DRAGON et DRAGON VOLANT, Fr. some old pieces of artillery were anciently so called. The Dragon was a 40-pounder; the Dragon Volant a 32. But neither the name nor the size of the calibre of either piece is now in use.

DRAGONNER, Fr. According to the French acceptation of the term, is to attack any person in a rude and violent manner; to take any thing by force; to adopt prompt and vigorous measures; and to bring those people to reason by hard blows, who could not be persuaded by fair words.

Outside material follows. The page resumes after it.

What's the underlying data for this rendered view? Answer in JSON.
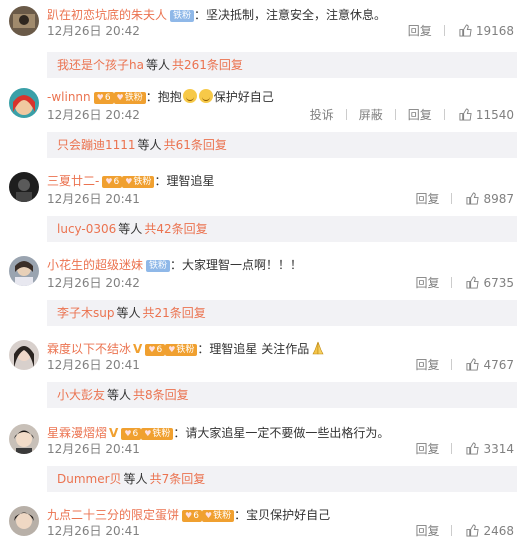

DRAGOONS, in military affairs, are a kind of horsemen, or cavalry, who serve both on horseback, and foot; being always ready on every emergency, as being able to keep pace with the horse, and to do infantry duty. In battle, or on attacks, they generally fight sword in hand after the first fire. In the field they encamp on the right and left of the lines. They are divided into brigades, regiments, and squadrons. Their martial music is the clarion or trumpet. The first regiment of dragoons in England was raised in 1681, and called the royal regiment of dragoons of North Britain. This name is derived from the Latin word Draconarii, used amongst the Romans. The standard of the Roman cavalry bore as its device a dragon; as that of the infantry bore an eagle.

To Dragoon, is to persecute by abandoning a place to the rage of the soldiery.

DRAG-ropes. See [Ropes]. See [Bricole].

DRAIN or Drein, in the military art, is a trench made to draw water out of a ditch, which is afterwards filled, with hurdles and earth, or with fascines, or bundles of rushes and planks, to facilitate the passage over the mud. See [Trench].

DRAKE, a small piece of artillery.

DRAUGHT, a plan or delineation of any place; a body of troops selected from others.

To Draught, to draw forces from one brigade, &c. to complete another; to select a proportion from brigades, regiments, or companies for any particular service.

Draught-hooks, in a gun-carriage, are fixed to the transom-bolts on the cheeks of artillery carriages, near the trunnion holes and trails: they are used to draw the guns backwards and forwards by men with drag ropes fixed to those hooks.